I also couldn’t wait, so while Heimat and Basingstoke were still opening their mouths, expressio
ns shattered in astonishment, I cut in to say directly to the kids: “Oniko, Sneezy, Harold: You’re safe now. These two men can’t hurt you.”
And where we all sat in the control room of the True Love, Albert sucked his pipe meditatively and said, “I don’t blame you for that, Robin, but please don’t forget that the Foe are the first order of business.”
I didn’t get a chance to answer. Essie was in there before me, crying indignantly, “Albert! Are just a machine, after all? These poor children are scared out of wits!”
“He’s right, though,” argued Cassata. “The children will be all right. The Papeete police are on their way—”
“And will arrive when?” demanded Essie. It was a rhetorical question; we all knew the answer. She furnished it: “About one million milliseconds, is not right? How much can happen, even in meat-person time?”

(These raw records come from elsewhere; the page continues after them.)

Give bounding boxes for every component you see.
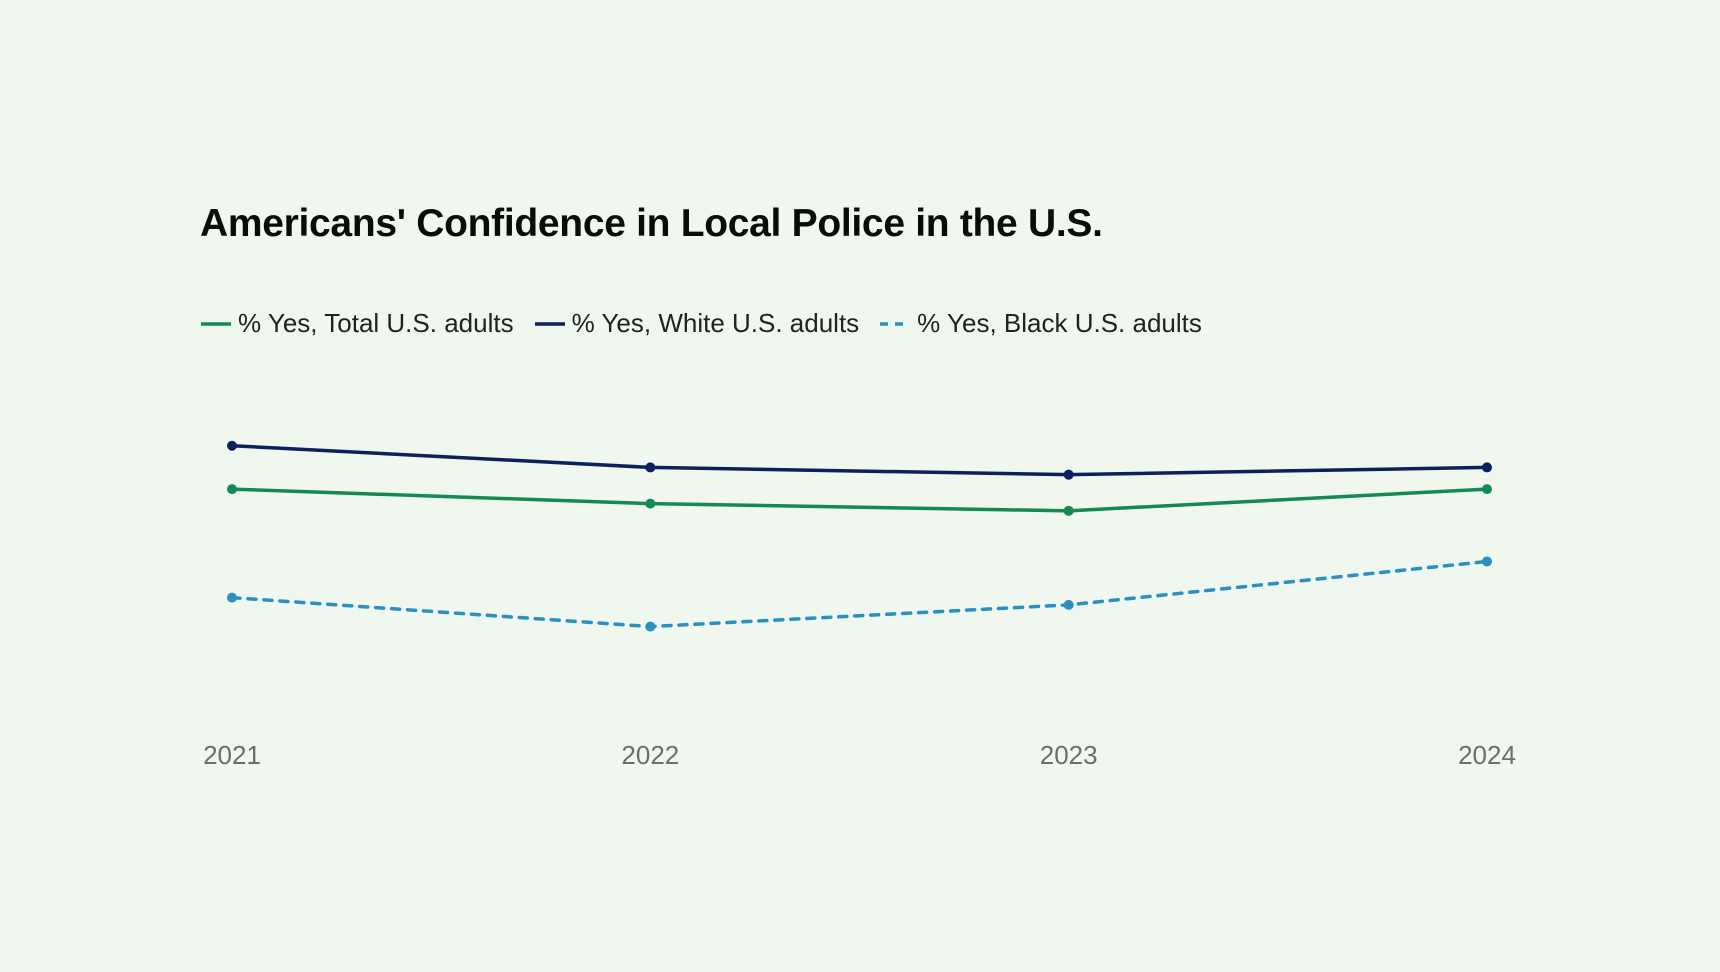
data-point-1-2021 [227, 440, 237, 451]
x-tick-label-2021: 2021 [203, 740, 261, 770]
legend-swatch-total [201, 321, 231, 326]
data-point-2-2024 [1482, 556, 1492, 567]
data-point-0-2021 [227, 484, 237, 495]
legend-label-total: % Yes, Total U.S. adults [238, 308, 514, 338]
legend-item-total: % Yes, Total U.S. adults [200, 308, 514, 339]
chart-title: Americans' Confidence in Local Police in… [200, 202, 1103, 245]
x-tick-label-2022: 2022 [621, 740, 679, 770]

My doppel was just finishing saying, “—o-u-’-r-e s-a-f-e,” so there was plenty of time for debate. I said to Albert: “What do you think Heimat will do?”
“He has that gun,” said Albert judiciously. “He will think, perhaps, of using Oniko as a hostage.”
“That we can take care of,” Cassata said grimly.
“No way, Julio!” I said. “You crazy? If you go throwing beam weapons around in that little room somebody could get hurt.”
“Only the somebody we aim at!”
Albert coughed deprecatingly. “The accuracy of your weapons is undoubted, General. However, there is also the question of the integrity of the Faraday cage. We have that space completely isolated except for the single channel between Mr. Broadhead and his doppel. If you puncture it, what will happen with the stowaways?”
Cassata hesitated. We all hesitated, because that was, really, where the ultimate worry was. The stowaways. The Foe!